Интересно, что творческие кластеры уже реально конкурируют с традиционными организациями культуры, в частности, с музеями. Помните, когда пару лет тому назад в Москве объявили музейную ночь, рекордсменом по посещаемости стал «Винзавод».

РЖ: Сейчас многие начали планировать такие «творческие кластеры» и в других городах.

Во всех регионах есть какая-то молодежь, которая, так или иначе, занимается творческими проектами. Некоторые даже умеют превращать свои творческие занятия во что-то экономически оправданное. Это происходит хотя бы просто в силу глобализации и распространения Интернета – в наше время новые идеи распространяются стремительно и не знают границ. Я видел во многих регионах одну и ту же ситуацию: молодые люди снимают за копейки подвальные помещения, очищают их от мусора и устраивают выставки, спектакли, показы мод и т.д. И все это на свой вкус, на свой страх и риск, без всякой поддержки местных властей. Власти их в лучшем случае не замечают.

А с другой стороны, региональные власти, глядя на Москву, говорят: хотим, чтобы у нас был свой «Винзавод». Как правило, за этим стоит полное непонимание того, что «Винзавод», как и другие московские творческие кластеры, – это частная инициатива, направленная на создание условий для развития других частных инициатив.

Вообще-то, творческий кластер – это свободное объединение независимых художников и предпринимателей. Там можно проводить политику, но нельзя ничего диктовать. Нельзя принудительно собирать туда людей или принудительно их выгонять. Нельзя запрещать. Можно поощрять, если ты знаешь, что и кого ты хочешь поощрить.

Этим летом я был в Перми и видел такую картину: бывшая табачная фабрика, – очередная фабрика, классический случай, – в полной разрухе. Без всякого ремонта, среди строительного мусора там выставлены молодежные художественные проекты. Это было частью программы фестиваля «Белые ночи», но я слышал, что власти собираются и дальше использовать это пространство. Однако я не знаю реальной экономики и организации этого дела: как, кто, кого туда пускают, почему туда пускают. Во время фестиваля там были представлены проекты из других городов. Будут ли дальше там продвигаться местные, пермские проекты, или приглашенные? Посмотрим.
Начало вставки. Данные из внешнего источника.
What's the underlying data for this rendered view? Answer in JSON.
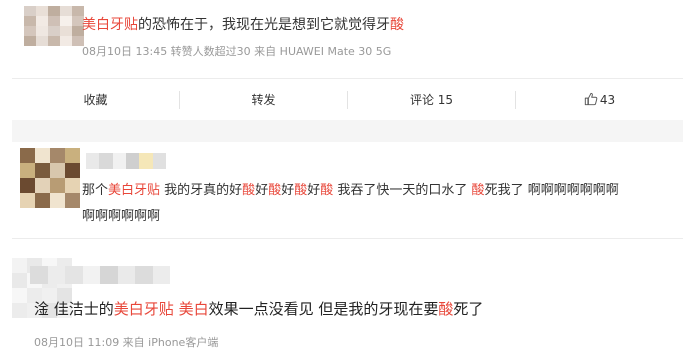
{
  "post": {
    "text_parts": [
      {
        "t": "美白牙贴",
        "hl": true
      },
      {
        "t": "的恐怖在于，我现在光是想到它就觉得牙",
        "hl": false
      },
      {
        "t": "酸",
        "hl": true
      }
    ],
    "meta": "08月10日 13:45 转赞人数超过30  来自 HUAWEI Mate 30 5G"
  },
  "actions": {
    "favorite": "收藏",
    "repost": "转发",
    "comment": "评论 15",
    "like_count": "43"
  },
  "comments": [
    {
      "line1_parts": [
        {
          "t": "那个",
          "hl": false
        },
        {
          "t": "美白牙贴",
          "hl": true
        },
        {
          "t": " 我的牙真的好",
          "hl": false
        },
        {
          "t": "酸",
          "hl": true
        },
        {
          "t": "好",
          "hl": false
        },
        {
          "t": "酸",
          "hl": true
        },
        {
          "t": "好",
          "hl": false
        },
        {
          "t": "酸",
          "hl": true
        },
        {
          "t": "好",
          "hl": false
        },
        {
          "t": "酸",
          "hl": true
        },
        {
          "t": " 我吞了快一天的口水了 ",
          "hl": false
        },
        {
          "t": "酸",
          "hl": true
        },
        {
          "t": "死我了 啊啊啊啊啊啊啊",
          "hl": false
        }
      ],
      "line2": "啊啊啊啊啊啊"
    },
    {
      "text_parts": [
        {
          "t": "淦 佳洁士的",
          "hl": false
        },
        {
          "t": "美白牙贴",
          "hl": true
        },
        {
          "t": " ",
          "hl": false
        },
        {
          "t": "美白",
          "hl": true
        },
        {
          "t": "效果一点没看见 但是我的牙现在要",
          "hl": false
        },
        {
          "t": "酸",
          "hl": true
        },
        {
          "t": "死了",
          "hl": false
        }
      ],
      "meta": "08月10日 11:09  来自 iPhone客户端"
    }
  ],
  "colors": {
    "highlight": "#e8473a",
    "meta": "#999999",
    "divider": "#ececec"
  },
  "icons": {
    "like": "thumbs-up-icon"
  }
}
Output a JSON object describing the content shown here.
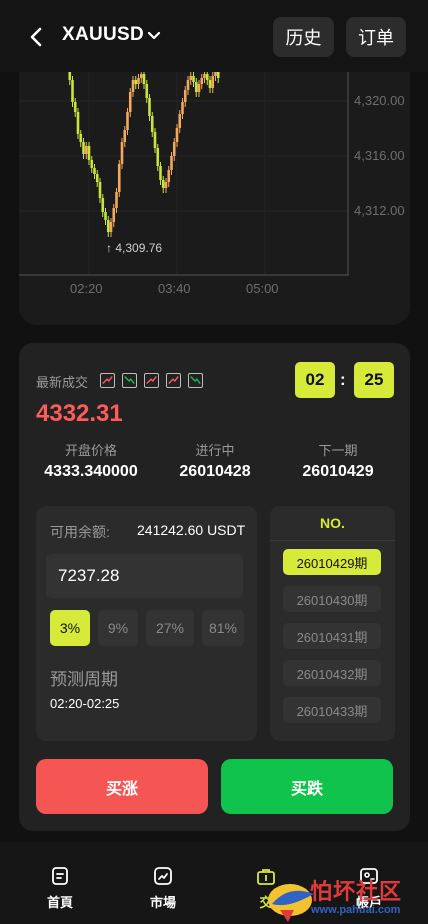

РЖ: Итак, креативные индустрии могут стать элементом экономического развития национального или регионального уровня. Где в мире это оценили раньше всего?

М.Г.: В Англии поддержка креативных индустрий (и в том числе творческих кластеров) стала приоритетом государственной политики с 1998 года. Это случилось в момент возврата лейбористов, которые пришли к власти после долгих лет правления Маргарет Тэтчер. Политика развития творческих индустрий была одной из инноваций нового правительства.

Этот вопрос к тому времени уже был хорошо подготовлен, были люди, которые этим занимались. Они положили на стол новому правительству свои исследования и предложения, показали, что это перспективное, новое экономически интересное направление. Вначале этим занимался Департамент культуры, медиа и спорта. А в 2004 году был опубликован документ под названием «Креативная Британия» с предисловием премьер-министра Гордона Брауна. Это означало, что идея развития творческой экономики вышла далеко за рамки ведомственной политики (по-нашему, политики министерства культуры) и стала по-настоящему национальным приоритетом. Кстати, аналогичный документ под названием «Креативная Европа» готовится сейчас в Евросоюзе.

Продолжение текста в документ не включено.